Elle se demanda où était Martin, ce qu’il faisait en ce moment. Elle l’aimait bien et il l’ignorait, mais elle veillait sur lui. À sa façon. Dès son retour, elle se renseignerait. Puis sa pensée dériva, encore une fois. Où était Hirtmann ? Que faisait-il en ce moment ? Tout au fond d’elle-même, l’instinct du chasseur et l’impatience se réveillèrent. Une voix lui disait que le Suisse avait recommencé, qu’il n’arrêterait jamais. Elle se rendit soudain compte qu’elle avait hâte que ces vacances se terminent. Elle avait hâte de rentrer en France — et de reprendre la chasse…
Servaz passa le reste du dimanche à faire un peu de ménage, à écouter Mahler et à réfléchir. Vers 17 heures, le téléphone sonna. C’était Espérandieu. Son adjoint était de permanence. Sartet, le juge d’instruction, et le juge des libertés avaient décidé d’inculper Hugo et de le placer en détention provisoire. L’humeur de Servaz s’assombrit d’un coup. Il n’était pas sûr que le jeune homme sorte indemne de l’expérience. Il allait passer de l’autre côté du miroir, entrevoir ce qui se cachait derrière la belle vitrine de nos sociétés démocratiques, et Servaz se prit à espérer qu’il fût encore assez jeune pour oublier ce qu’il verrait.
Il repensa à la phrase dans le cahier de Claire. Il y avait quelque chose de bizarre dans la présence de cette phrase. C’était à la fois trop évident et trop subtil. À qui était-elle destinée ?
— Tu es toujours là ? demanda-t-il.
— Oui, répondit son adjoint.
— Débrouille-toi pour trouver un exemplaire de l’écriture de Claire. Et demande une comparaison graphologique avec la phrase du cahier.
— La citation de Victor Hugo ?
— Oui.
Il passa sur le balcon. L’air était toujours aussi lourd et le ciel menaçant pesait de nouveau sur la ville, telle une dalle sombre. Le tonnerre n’était plus qu’un écho lointain et étouffé, le temps lui parut comme suspendu. Il y avait de l’électricité dans l’air. Il songea à un prédateur anonyme se déplaçant dans une foule, aux victimes de Hirtmann qu’on n’avait jamais retrouvées, aux assassins de sa mère, aux guerres et aux révolutions, et à un monde qui épuisait toutes ses ressources, y compris celles du salut et de la rédemption.

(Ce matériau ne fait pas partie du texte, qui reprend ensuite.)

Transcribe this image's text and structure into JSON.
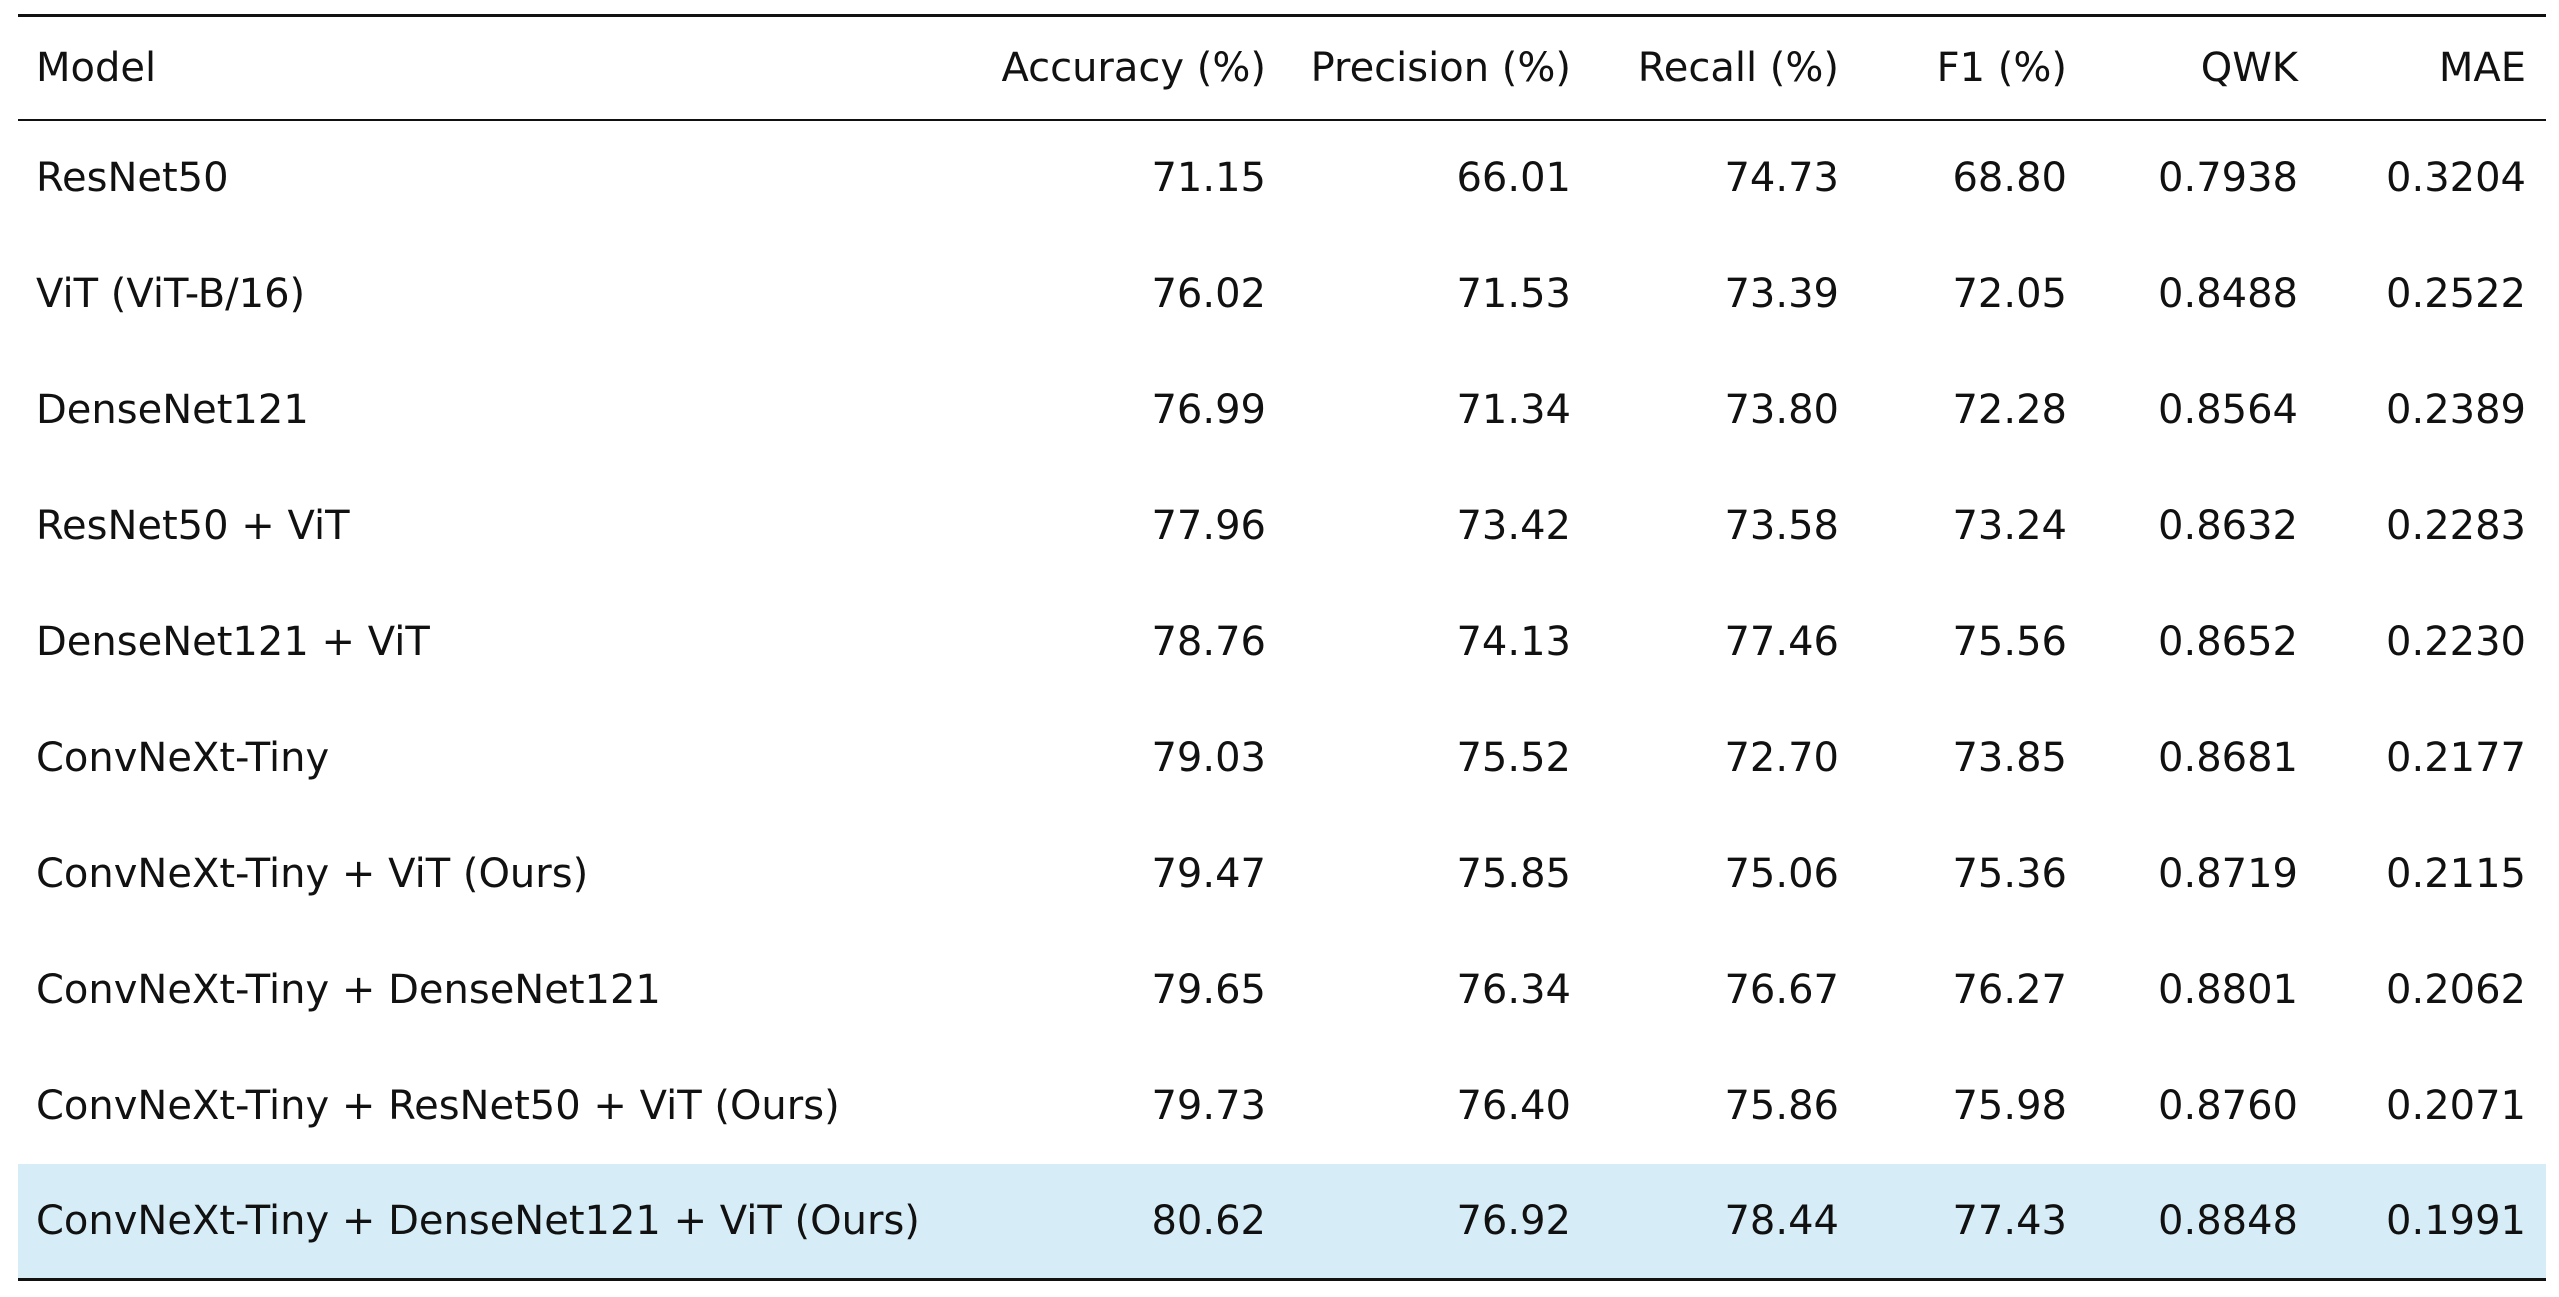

— Dernière nuit à Santorin, dit Zuzka en levant son verre de Margarita.
Devant leur table, les terrasses blanches, bleutées par la nuit, dévalaient vertigineusement vers le bord de la falaise, véritable défi aux lois de l’urbanisme et aux tremblements de terre, Lego de balcons et de lumières empilés au-dessus du vide. Tout en bas, la caldeira s’enfonçait lentement dans la nuit et l’îlot volcanique au centre n’était plus qu’une ombre noire. Toujours au mouillage dans la baie, le paquebot scintillait tel un arbre de Noël.
Une brise salée venue du large agita les cheveux noirs de Zuzka qui tourna son regard vers Ziegler. Dans la clarté des bougies, ses iris étaient d’un bleu très pâle avec une circonférence plus sombre tirant sur le violet. Elle portait un débardeur bleu dragée à bretelles, avec des sequins à l’encolure, un short en denim, une ceinture en cuir et un tas de breloques au poignet droit. Irène ne se lassait pas de la regarder.

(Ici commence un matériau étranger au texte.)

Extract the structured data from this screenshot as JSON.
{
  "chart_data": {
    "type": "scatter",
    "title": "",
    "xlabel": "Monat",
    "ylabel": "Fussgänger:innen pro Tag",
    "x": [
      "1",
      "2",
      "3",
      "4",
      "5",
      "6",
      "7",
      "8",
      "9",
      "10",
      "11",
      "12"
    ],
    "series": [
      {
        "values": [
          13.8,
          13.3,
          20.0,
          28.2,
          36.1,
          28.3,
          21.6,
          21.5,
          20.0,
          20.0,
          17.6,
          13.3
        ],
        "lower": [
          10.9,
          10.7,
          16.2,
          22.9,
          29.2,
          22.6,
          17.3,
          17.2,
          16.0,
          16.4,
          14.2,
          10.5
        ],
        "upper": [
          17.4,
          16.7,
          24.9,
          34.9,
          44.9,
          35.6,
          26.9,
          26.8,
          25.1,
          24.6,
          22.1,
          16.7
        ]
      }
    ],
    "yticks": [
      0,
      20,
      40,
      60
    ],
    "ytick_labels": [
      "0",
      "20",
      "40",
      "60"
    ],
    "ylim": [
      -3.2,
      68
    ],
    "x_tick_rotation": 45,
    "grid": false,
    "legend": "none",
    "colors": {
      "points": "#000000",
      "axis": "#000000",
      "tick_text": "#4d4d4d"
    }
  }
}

— Cheers to the world, déclara-t-elle en levant son verre.
Puis elle se pencha par-dessus la table et roula une pelle à la gendarme, sous l’œil intéressé de leurs voisins. Sa langue avait un goût de tequila, d’orange et de citron vert dans la bouche d’Irène. Huit secondes, pas moins. Il y eut quelques applaudissements.
— Je t’aime, déclara Zuzka à voix haute sans en tenir compte.
— Moi aussi, répondit Irène, le feu aux joues.
Elle n’avait jamais été du genre démonstratif. Elle possédait une moto Suzuki GSR600, un brevet de pilote d’hélicoptère, un flingue, et elle aimait la vitesse, la plongée et les sports mécaniques, mais, à côté de Zuzka, elle se faisait l’effet de quelqu’un de timide et de maladroit.
— Ne laisse pas ces connards machos te prendre tête, d’accord ? (De temps en temps, Zuzka dérapait un peu sur les locutions françaises.)
— Compte sur moi.
— Et je veux que tu m’appelles tous les soirs.
— Zuzik…
— Promets.
— C’est promis.
— Au moindre petit signe de… dépresia, je débarque, annonça la Slovaque d’un ton comminatoire.
— Zuzik, j’ai un logement de fonction… Dans un immeuble plein de gendarmes…
— Et alors ?
— Ils n’ont pas vraiment l’habitude de ce genre de choses.
— Je mettrai fausse moustache, si c’est ça qui chagrine. On ne va pas passer vie à se cacher. Tu devrais changer de métier, tu sais, ça ?
— On en a déjà parlé… J’aime mon métier.
En dessous de leur terrasse, les ruelles se remplissaient à vue d’œil d’une foule compacte de touristes et de noctambules.
— Peut-être. Mais c’est lui qui ne t’aime pas. Si on allait faire un petit tour à la plage, histoire de profiter dernière nuit grecque ?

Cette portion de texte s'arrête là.